São centenas de anos de história, de formação cultural, servindo de adubo, de caldo de cultura, para chegarmos à tragédia atual, com grande parcela da população, inclusive dos setores populares, incensando uma candidatura presidencial que exala ódio e violência (fascismo) por todos os poros.
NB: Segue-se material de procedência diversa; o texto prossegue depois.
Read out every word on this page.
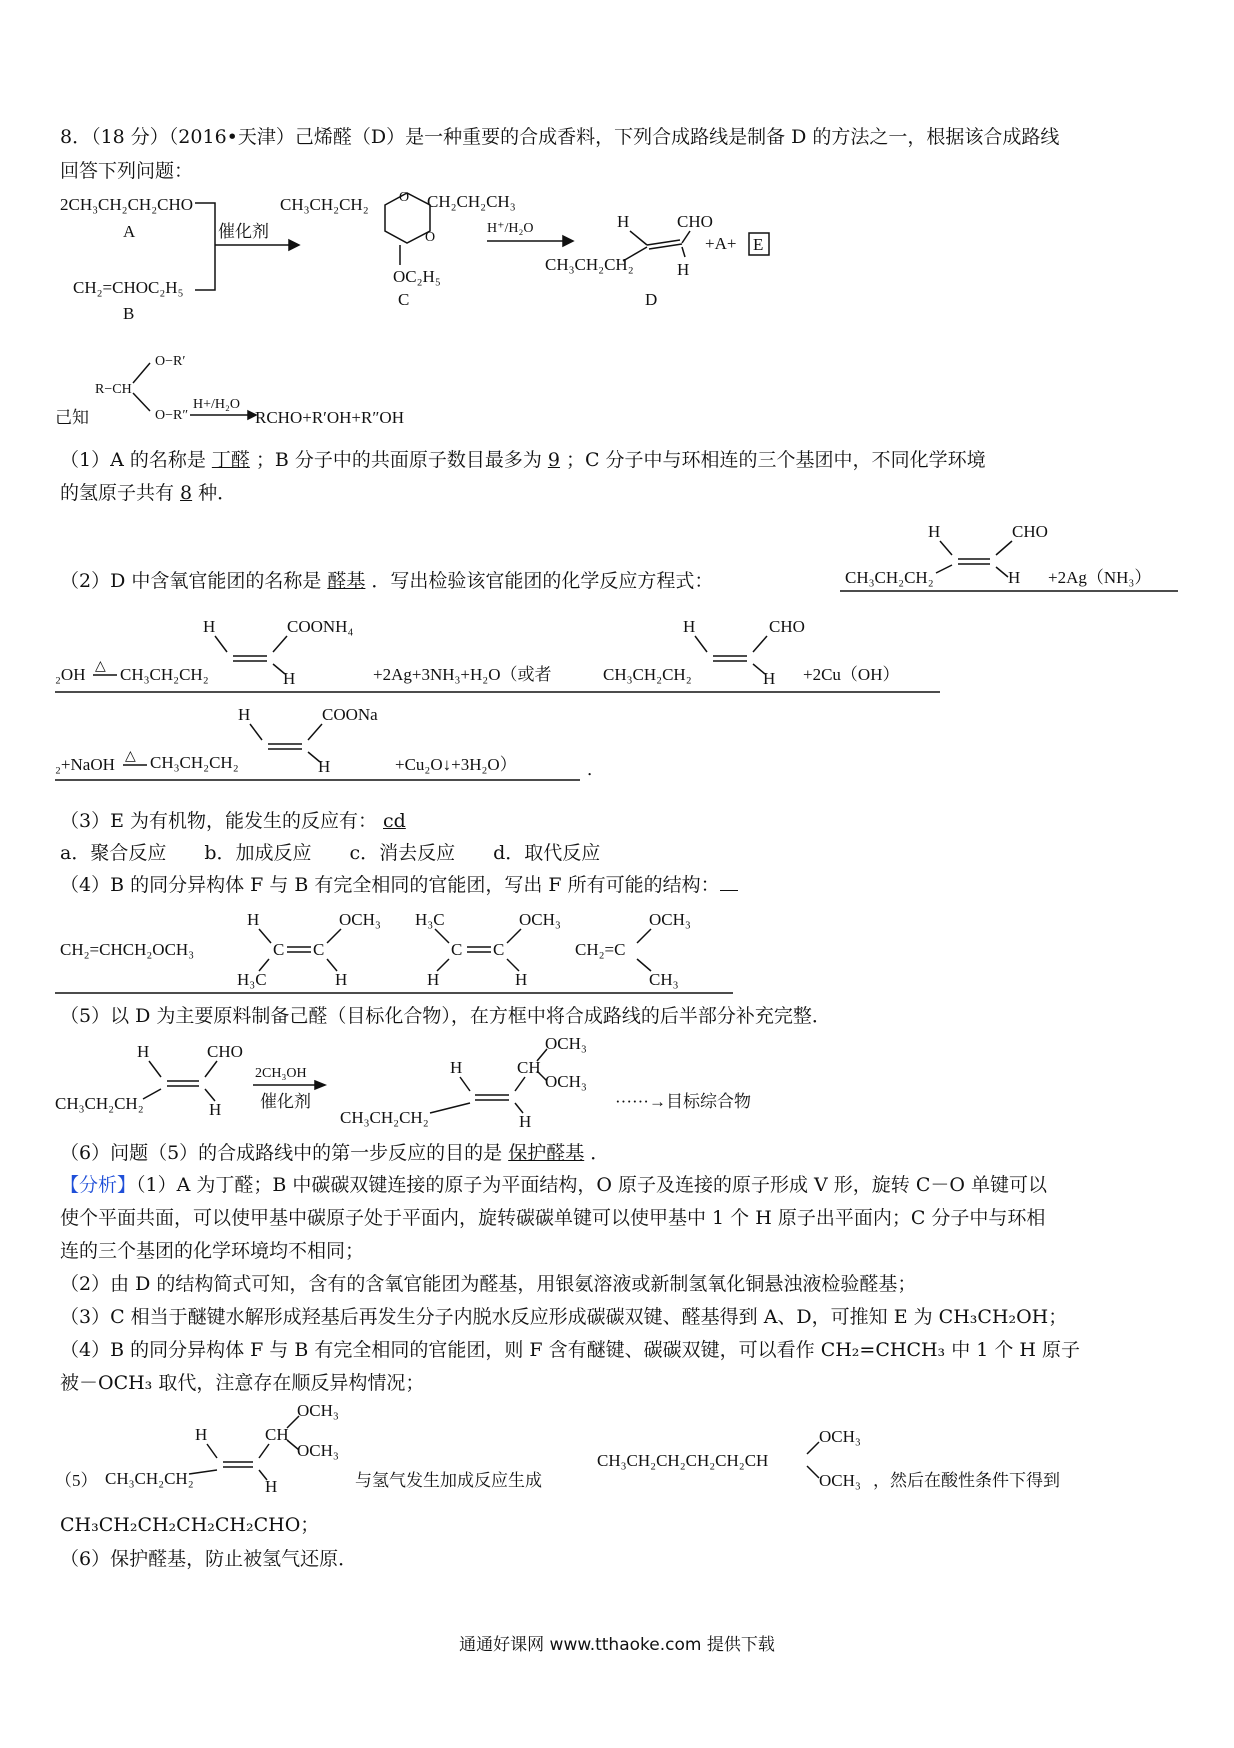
8．（18 分）（2016•天津）己烯醛（D）是一种重要的合成香料，下列合成路线是制备 D 的方法之一，根据该合成路线
回答下列问题：
2CH₃CH₂CH₂CHO
A
CH₂=CHOC₂H₅
B
催化剂
CH₃CH₂CH₂ O
O
CH₂CH₂CH₃
OC₂H₅
C
H⁺/H₂O	H	CHO
CH₃CH₂CH₂	H
D
+A+ E
O−R′
R−CH
O−R″
己知
H+/H₂O
RCHO+R′OH+R″OH
（1）A 的名称是 丁醛 ；B 分子中的共面原子数目最多为 9 ；C 分子中与环相连的三个基团中，不同化学环境
的氢原子共有 8 种．
（2）D 中含氧官能团的名称是 醛基 ．写出检验该官能团的化学反应方程式：
H	CHO
CH₃CH₂CH₂	H +2Ag（NH₃）
₂OH △ CH₃CH₂CH₂
H	COONH₄
H	+2Ag+3NH₃+H₂O（或者	CH₃CH₂CH₂
H	CHO
H +2Cu（OH）
₂+NaOH △ CH₃CH₂CH₂
H	COONa
H	+Cu₂O↓+3H₂O）	．
（3）E 为有机物，能发生的反应有： cd
a．聚合反应　　b．加成反应　　c．消去反应　　d．取代反应
（4）B 的同分异构体 F 与 B 有完全相同的官能团，写出 F 所有可能的结构：
CH₂=CHCH₂OCH₃
H
C C
OCH₃
H₃C	H
H₃C
C C
OCH₃
H	H
CH₂=C
OCH₃
CH₃
（5）以 D 为主要原料制备己醛（目标化合物），在方框中将合成路线的后半部分补充完整．
H	CHO
CH₃CH₂CH₂	H
2CH₃OH
催化剂
H	CH
OCH₃
OCH₃
CH₃CH₂CH₂	H
······→目标综合物
（6）问题（5）的合成路线中的第一步反应的目的是 保护醛基 ．
【分析】（1）A 为丁醛；B 中碳碳双键连接的原子为平面结构，O 原子及连接的原子形成 V 形，旋转 C－O 单键可以
使个平面共面，可以使甲基中碳原子处于平面内，旋转碳碳单键可以使甲基中 1 个 H 原子出平面内；C 分子中与环相
连的三个基团的化学环境均不相同；
（2）由 D 的结构简式可知，含有的含氧官能团为醛基，用银氨溶液或新制氢氧化铜悬浊液检验醛基；
（3）C 相当于醚键水解形成羟基后再发生分子内脱水反应形成碳碳双键、醛基得到 A、D，可推知 E 为 CH₃CH₂OH；
（4）B 的同分异构体 F 与 B 有完全相同的官能团，则 F 含有醚键、碳碳双键，可以看作 CH₂=CHCH₃ 中 1 个 H 原子
被－OCH₃ 取代，注意存在顺反异构情况；
（5）
H	CH
OCH₃
OCH₃
CH₃CH₂CH₂	H	与氢气发生加成反应生成
CH₃CH₂CH₂CH₂CH₂CH
OCH₃
OCH₃ ，然后在酸性条件下得到
CH₃CH₂CH₂CH₂CH₂CHO；
（6）保护醛基，防止被氢气还原．
通通好课网 www.tthaoke.com 提供下载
Além de comprometida com tudo o que há de antipopular e antinacional.
A influência desta nódoa escravagista, no entanto, foi substituída nos estudos de nossa formação por teorias como o patrimonialismo (herdado dos portugueses e restrito à corrupção apenas no Estado e nunca no mercado) e o populismo (a estigmatização das camadas populares e seus líderes), segundo Jessé Souza.
Ele desbanca tais teorias, apesar delas terem dominado soberbamente o pensamento da academia e intelectualidade do país desde o início do século passado e serem hegemônicas até hoje no imaginário dos brasileiros. Tais teorias – desprovidas de base científica, na avaliação de Jessé – são reforçadas no dia a dia dos brasileiros, especialmente através da mídia hegemônica.
Seus principais mentores foram Gilberto Freyre, Sérgio Buarque de Holanda e Raymundo Faoro, acatados até hoje tanto no espectro político à direita (o que seria óbvio) como à esquerda (o que seria surpreendente).
“A classe poderosa nunca se apresenta de cara descoberta”
Outro livro que ajuda a entender o que chamo “a grande façanha do poder” - as pessoas adotarem ideias e posições contrárias ao seu próprio interesse, ou no caso específico: trabalhador, mulher, gay, pobre ou negro votar em Bolsonaro - é ‘A formação da mentalidade submissa”, de Vicente Romano, uma das grandes autoridades europeias no estudo da Comunicação.
Como o título indica, o professor espanhol mostra, didaticamente, como os donos do mundo e da “verdade” trabalham, conscientemente, para formar (e deformar) a cabeça das pessoas, através da manipulação da mídia hegemônica, do sistema educacional (ele destaca em especial o ensino da Economia), da publicidade e das religiões.
Não há edição brasileira. Conheci o livro numa edição venezuelana e depois, através da Internet, numa de Portugal.
Com muita satisfação, encerro meu artigo passando a palavra a Valdimiro Lustosa, meu velho companheiro de lutas democráticas e sindicais na Bahia, que me comentou sobre o livro num email de agosto do ano passado:
“Estou em Portugal, exatamente em Lisboa. Há poucos dias acessei o facebook e vi um comentário seu sobre o livro A Formação da Mentalidade Submissa, de autoria do espanhol Vicente Romano. Fui a uma livraria e comprei-o. Já li.

De fato, ele traça uma radiografia das mentalidades do povo e diz sem meias palavras o papel que a mídia exerce nas pessoas, persuadindo-as, pregando notícias bombásticas e ocultando os fatos reais. Por outro lado, traça um perfil do papel das igrejas (um câncer com seus dogmas - comentário meu).

Enfim, um excelente livro. Mostra o porquê as pessoas são envolvidas pelas notícias.

Diz o autor (a edição é portuguesa) que a história demonstra que a classe poderosa nunca se apresenta de cara descoberta. Cobre-se com o manto das religiões, do patriotismo e do bem comum. A burguesia proclama como coisa boa para todos o que somente é bom para ela. É o que está acontecendo, por exemplo, no Brasil”.

Comentários

Unknown disse…
Não li a primeira parte. Esta segunda está interessante!